How Flexible Spending Accounts SHOULD Work

The ‘use-it-or-lose-it’ provision of tax-exempt flexible spending accounts really, really irks me. I just don’t get why it is that unspent money should be forfeited at the end of the year. Why should honest, hard-working people be penalized if they have an unexpectedly good year and spend less than anticipated on medical care? Likewise, why should people be forced into an overly conservative estimate of their likely medical expenses during the upcoming year just because they’re afraid of losing their balance at the end of the year — the money lost to unnecessary taxes is just as real as the money forfeited if people overestimate their qualified expenses.

Part of the problem seems to be that the IRS allows employers to set their own contribution limits for medical FSAs (see here for details) — if employers set a fairly high limit and employees are allowed to add and carry over money indefinitely, then I’m sure that more than a few enterprising souls would figure out a way to seriously abuse the system. But it doesn’t have to be that way. From my perspective, it would make far more sense if the IRS (or even employers) would just set a maximum limit on account balances. They could then allow you to carry money forward if necessary, and simply reduce your allowable contribution in the coming year by the amount that you are carrying over. For example, if the maximum balance for 2006 was (say) $4, 000 and you ended up carrying $500 forward from 2005, then you would only be allowed to contribute a maximum of $3, 500 for 2006 (giving you a total balance of $4, 000). That way nobody would be able to accumulate an unlimited pile of cash in their FSA, nobody would have to forfeit unspent dollars at the end of the year, and nobody would be forced into making overly conservative contributions for fear of losing unspent money.

One difficulty with this plan is that open enrollment is typically in the fall (at least at my employer), but you have until the end of December to incur eligible expenses. On top of that, you often have an additional two months to claim your refund. Thus, the year could be nearly a quarter over before you (or your employer or the IRS) would know how much you had left at the end of the previous year. However, it wouldn’t be all that difficult to simply adjust down the remaining contributions to fit under the cap, and possibly add penalties where necessary. Another possible difficulty is that you’re allowed to take money out of FSAs faster than you put it in, which can result in a shortfall for the employer if an employee cashes in and splits. From what I’ve heard (read the comments following this article), the forfeited money is used to help offset these sorts of shortfalls. Although I’ve personally benefitted from this loophole, I don’t think that it’s unreasonable to expect employees to pay back their excess withdrawals if they leave a job before sufficient contributions have been made.

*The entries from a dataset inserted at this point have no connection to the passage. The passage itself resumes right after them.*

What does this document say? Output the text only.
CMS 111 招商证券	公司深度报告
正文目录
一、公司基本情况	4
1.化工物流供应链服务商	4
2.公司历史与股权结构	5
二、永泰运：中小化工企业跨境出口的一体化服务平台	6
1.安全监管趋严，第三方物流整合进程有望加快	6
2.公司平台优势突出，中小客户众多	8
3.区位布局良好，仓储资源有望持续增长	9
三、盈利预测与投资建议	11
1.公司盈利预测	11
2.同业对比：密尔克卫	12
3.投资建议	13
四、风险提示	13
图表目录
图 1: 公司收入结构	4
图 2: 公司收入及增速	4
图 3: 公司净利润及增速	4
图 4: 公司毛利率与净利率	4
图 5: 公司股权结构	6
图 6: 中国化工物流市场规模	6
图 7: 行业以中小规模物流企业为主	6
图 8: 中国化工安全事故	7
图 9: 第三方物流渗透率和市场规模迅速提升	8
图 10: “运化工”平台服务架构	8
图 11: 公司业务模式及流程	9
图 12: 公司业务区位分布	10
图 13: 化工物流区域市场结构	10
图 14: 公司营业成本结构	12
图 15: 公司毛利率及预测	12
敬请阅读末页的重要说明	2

The bottom line is that, although this might take a bit of additional work and creative thinking to implement, it’s definitely doable, and it would end up being a far more fair system than what is currently in place.

8 Responses to “How Flexible Spending Accounts SHOULD Work”

  1. Anonymous

    Mike B, sorry but I don’t think that is what this old post is driving at. you can only have a HSA if you have a high deductible healthcare plan. So if you don’t then you can’t have an HSA

  2. Anonymous

    @Mike: Food is taxed, generally. Some (not all) states exempt food from their state sales tax; medical care is likewise exempt from sales tax. We’re not talking about sales tax, though — we’re talking about federal income tax.

    When you buy groceries, you do it with after-tax money. When you buy health care, you can do it with pre-tax money in certain cases like the FSA, but it’s generally also with after-tax money. If you have extreme healthcare costs, you can deduct them.

    What this (old) post is really driving toward is wishing that FSAs would turn into HSAs — which are tax-free for healthcare, and do accumulate year-to-year.

  3. Anonymous

    Why not just make health care tax-free? Like food, everyone needs it. Food isn’t taxed (generally), so it would be an easy way to make health care more affordable to all. I haven’t heard this idea come up in the congressional deliberations on Obama’s Health Care Reform agenda. Why?

  4. Anonymous

    Can someone explain the rationale behind the use it or lose it rule? Its your money, if you don’t spend it, you should either get it back and have to pay tax on it, or you should be allowed to carry it forward to the next plan year (subject to a maximum accumulation/cap) – why make such a restrictive rule?

  5. Anonymous

    Personal Spending Accounts have been in the agenda for the current congress. At some point there was a proposal stating that money not used could be carried over. Maybe it will be discussed when the Congress comes back from recess.

  6. Anonymous

    The way I understand it, any forfeited money goes back to the empoloyer.

    In my case, my employer has commited to returning any forfeitted money back to the employee. They are looking into ways to carry this over tax-free, but if that doesn’t work, they will cut bonus checks for the ammount. In this case we will be taxed on the money, but won’t lose it!

    My employer also matches medical FSA contributions 2 for 1 up to $1000 matching. I put in $500, the company puts in $1000. Why wouln’t you without the threat of losing it?

    The reason my company is doing this is in an effort to move toward a medical savings account model with high deductible insurance only covering high dollar events. The goal is to enable employees to build a medical nest egg to cover the difference.